Q – L´avance de Vincent Riou est-elle déterminante ?

Jean-Yves Bernot : “Vincent a bien joué le coup. Je ne suis pas étonné de le voir aussi bien placé. Pendant les cours, il a montré beaucoup d´intérêt. Ce qu´il fait est toujours simple et bien fait. D´un point de vue stratégique, il n´a pas raté grand-chose. Maintenant, même s´il a pris de l´avance, rien n´est joué pour autant. Après le Pot au Noir, il va connaître quelques jours difficiles, notamment s´il se retrouve avec 20 nœuds à 60° du vent. A cette allure-là, les deux autres bateaux sont plus rapides que son “”PRB”” “”.

Q – Comment s´annonce le passage du Pot au Noir ?

J.-Y.B. “”C´est toujours un passage compliqué, d´autant plus qu´il semble être actif cette année : ça peut donc être la loterie. Ensuite, du Pot au Noir jusqu´à la latitude des Canaries, ce se sera pas simple non plus. D´ailleurs, jusqu´à l´arrivée, les premiers ne vont pas connaître de repos au niveau stratégique. Ils devront être concentrés, lucides. Donc, il faudra savoir se reposer pour avoir les idées claires””.Q – Jean Le Cam peut-il revenir après son option hasardeuse dans l´est ?

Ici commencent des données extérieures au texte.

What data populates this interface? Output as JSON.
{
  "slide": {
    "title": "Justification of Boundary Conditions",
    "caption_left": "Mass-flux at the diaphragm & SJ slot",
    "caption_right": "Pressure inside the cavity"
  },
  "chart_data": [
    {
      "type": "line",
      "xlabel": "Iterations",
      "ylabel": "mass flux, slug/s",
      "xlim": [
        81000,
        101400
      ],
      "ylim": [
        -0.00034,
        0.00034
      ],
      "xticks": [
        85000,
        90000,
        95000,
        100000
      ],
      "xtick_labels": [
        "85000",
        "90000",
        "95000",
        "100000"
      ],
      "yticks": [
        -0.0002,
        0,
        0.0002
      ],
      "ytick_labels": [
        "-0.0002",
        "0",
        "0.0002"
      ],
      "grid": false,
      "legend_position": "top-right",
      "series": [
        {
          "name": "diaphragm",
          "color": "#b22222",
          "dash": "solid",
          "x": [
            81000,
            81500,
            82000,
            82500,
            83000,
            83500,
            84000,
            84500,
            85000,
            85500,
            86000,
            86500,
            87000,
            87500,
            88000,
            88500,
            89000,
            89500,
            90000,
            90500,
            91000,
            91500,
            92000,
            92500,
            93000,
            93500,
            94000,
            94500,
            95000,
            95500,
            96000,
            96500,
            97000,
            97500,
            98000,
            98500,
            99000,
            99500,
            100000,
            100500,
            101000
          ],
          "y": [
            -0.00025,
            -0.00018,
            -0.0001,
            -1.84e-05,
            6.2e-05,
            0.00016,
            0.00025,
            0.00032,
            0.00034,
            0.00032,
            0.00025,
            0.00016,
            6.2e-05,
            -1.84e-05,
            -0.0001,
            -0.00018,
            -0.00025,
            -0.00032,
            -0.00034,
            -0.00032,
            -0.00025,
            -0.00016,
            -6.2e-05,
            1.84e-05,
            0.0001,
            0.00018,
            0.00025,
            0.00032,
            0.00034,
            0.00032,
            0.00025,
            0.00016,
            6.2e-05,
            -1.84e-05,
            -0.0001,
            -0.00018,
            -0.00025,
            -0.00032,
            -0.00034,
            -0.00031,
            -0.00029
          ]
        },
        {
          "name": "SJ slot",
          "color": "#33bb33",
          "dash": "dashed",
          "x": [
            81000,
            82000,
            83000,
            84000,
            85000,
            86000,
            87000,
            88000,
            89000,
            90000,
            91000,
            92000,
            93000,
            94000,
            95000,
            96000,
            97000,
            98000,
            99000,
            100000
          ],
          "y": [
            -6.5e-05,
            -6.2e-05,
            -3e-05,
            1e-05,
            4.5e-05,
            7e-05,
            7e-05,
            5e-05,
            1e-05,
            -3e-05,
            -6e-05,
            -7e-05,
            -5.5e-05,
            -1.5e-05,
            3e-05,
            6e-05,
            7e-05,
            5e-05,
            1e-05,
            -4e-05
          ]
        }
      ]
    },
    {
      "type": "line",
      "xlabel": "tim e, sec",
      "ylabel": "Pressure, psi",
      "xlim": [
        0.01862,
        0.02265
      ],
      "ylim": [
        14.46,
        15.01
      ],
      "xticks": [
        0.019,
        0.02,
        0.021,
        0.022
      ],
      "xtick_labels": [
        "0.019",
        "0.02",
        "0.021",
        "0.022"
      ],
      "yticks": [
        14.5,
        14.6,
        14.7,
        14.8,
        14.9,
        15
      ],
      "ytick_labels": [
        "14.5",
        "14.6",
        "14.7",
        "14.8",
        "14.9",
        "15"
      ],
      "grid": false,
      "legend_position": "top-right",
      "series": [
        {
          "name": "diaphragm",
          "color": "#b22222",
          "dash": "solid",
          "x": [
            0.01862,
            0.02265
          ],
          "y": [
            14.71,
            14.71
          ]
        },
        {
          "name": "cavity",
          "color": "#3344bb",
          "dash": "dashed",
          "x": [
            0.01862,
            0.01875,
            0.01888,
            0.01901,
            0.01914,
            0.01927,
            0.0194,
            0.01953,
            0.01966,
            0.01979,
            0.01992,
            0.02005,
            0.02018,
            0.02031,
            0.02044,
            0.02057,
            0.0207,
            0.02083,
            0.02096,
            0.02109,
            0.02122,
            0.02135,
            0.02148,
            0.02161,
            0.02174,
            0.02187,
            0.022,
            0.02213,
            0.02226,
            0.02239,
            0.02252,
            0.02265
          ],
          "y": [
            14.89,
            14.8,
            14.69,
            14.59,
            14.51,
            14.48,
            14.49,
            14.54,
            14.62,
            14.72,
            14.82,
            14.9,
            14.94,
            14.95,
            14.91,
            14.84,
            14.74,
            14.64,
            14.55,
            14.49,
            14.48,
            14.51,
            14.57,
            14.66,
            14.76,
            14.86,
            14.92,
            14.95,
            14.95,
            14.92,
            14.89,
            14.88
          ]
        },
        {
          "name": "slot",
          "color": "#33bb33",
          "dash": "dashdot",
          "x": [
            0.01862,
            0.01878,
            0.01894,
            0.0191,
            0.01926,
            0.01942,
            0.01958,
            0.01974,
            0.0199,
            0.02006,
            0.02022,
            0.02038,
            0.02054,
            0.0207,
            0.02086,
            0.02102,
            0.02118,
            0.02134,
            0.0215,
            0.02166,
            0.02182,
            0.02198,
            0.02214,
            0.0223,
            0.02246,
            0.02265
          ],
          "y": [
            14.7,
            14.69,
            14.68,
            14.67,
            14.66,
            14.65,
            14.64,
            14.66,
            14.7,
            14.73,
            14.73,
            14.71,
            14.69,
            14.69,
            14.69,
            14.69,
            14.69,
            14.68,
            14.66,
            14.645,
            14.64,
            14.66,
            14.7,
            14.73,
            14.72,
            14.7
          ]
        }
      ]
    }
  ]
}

J.-Y.B. : “”A ce sujet, j´avoue que je ne comprends pas pourquoi il est parti à l´est. Ce n´était pas à lui de tirer le premier. Pourquoi a-t-il fait ça ? C´est un mystère. Peut-être a-t-il choisi de se planter volontairement dans les calmes pour réparer quelque chose ou ménager son bateau ? On ne le saura pas, car il est évident que Jean ne dira rien. D´ailleurs, à sa place, j´en ferais autant. Maintenant qu´il est sorti de cet endroit, Jean va se refaire : il va un peu combler son retard et je le vois bien au Pot au Noir 100 milles derrière Riou. Après, tout dépendra du passage du Pot au Noir, donc tout reste possible””.
Q – On a l´impression que Mike Golding n´a pas véritablement de schéma stratégique. Qu´en pensez-vous ?

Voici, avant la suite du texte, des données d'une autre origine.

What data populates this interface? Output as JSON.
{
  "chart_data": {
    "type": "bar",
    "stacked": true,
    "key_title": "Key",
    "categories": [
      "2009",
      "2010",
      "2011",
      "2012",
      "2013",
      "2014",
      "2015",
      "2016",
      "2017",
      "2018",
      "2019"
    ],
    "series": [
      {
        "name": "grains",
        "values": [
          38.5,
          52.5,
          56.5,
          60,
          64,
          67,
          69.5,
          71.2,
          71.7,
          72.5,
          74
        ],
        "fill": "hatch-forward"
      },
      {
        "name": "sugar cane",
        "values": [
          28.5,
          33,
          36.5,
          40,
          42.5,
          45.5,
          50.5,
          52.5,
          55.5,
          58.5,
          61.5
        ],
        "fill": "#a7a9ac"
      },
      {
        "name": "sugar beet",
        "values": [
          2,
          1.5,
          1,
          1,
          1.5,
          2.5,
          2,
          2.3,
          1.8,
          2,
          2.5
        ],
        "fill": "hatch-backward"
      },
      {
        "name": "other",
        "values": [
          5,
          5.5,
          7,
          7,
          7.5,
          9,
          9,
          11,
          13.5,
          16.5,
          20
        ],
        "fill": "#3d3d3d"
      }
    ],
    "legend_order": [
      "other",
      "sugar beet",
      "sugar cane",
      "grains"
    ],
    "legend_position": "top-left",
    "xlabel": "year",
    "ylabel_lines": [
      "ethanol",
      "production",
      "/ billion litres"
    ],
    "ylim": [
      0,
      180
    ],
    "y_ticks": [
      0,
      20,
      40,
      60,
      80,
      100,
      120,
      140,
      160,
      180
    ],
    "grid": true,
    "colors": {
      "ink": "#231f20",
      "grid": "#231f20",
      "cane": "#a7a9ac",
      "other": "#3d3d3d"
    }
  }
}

J.-Y.B. : “”Golding navigue bien, c´est un bon marin : il est costaud, sait faire avancer un bateau et le sien va plutôt vite. Maintenant, il est vrai qu´il a moins de culture météo que les Bretons. Sa façon de naviguer est très anglo-saxonne, c´est-à-dire on reste sur la route directe en regardant ce que font les autres. Il réagit en fonction des adversaires et n´a pas de schèmas stratégiques en tête. S´il voit qu´un concurrent part à droite et que ça avance bien, il va à droite. Lui, il parie sur sa capacité à faire avancer vite son bateau. D´ailleurs, à chaque fois qu´il a gagné une course, c´est en procédant ainsi : en suivant et en accélérant dans la dernière ligne droite. Ceci dit, c´est un très bon finisseur””.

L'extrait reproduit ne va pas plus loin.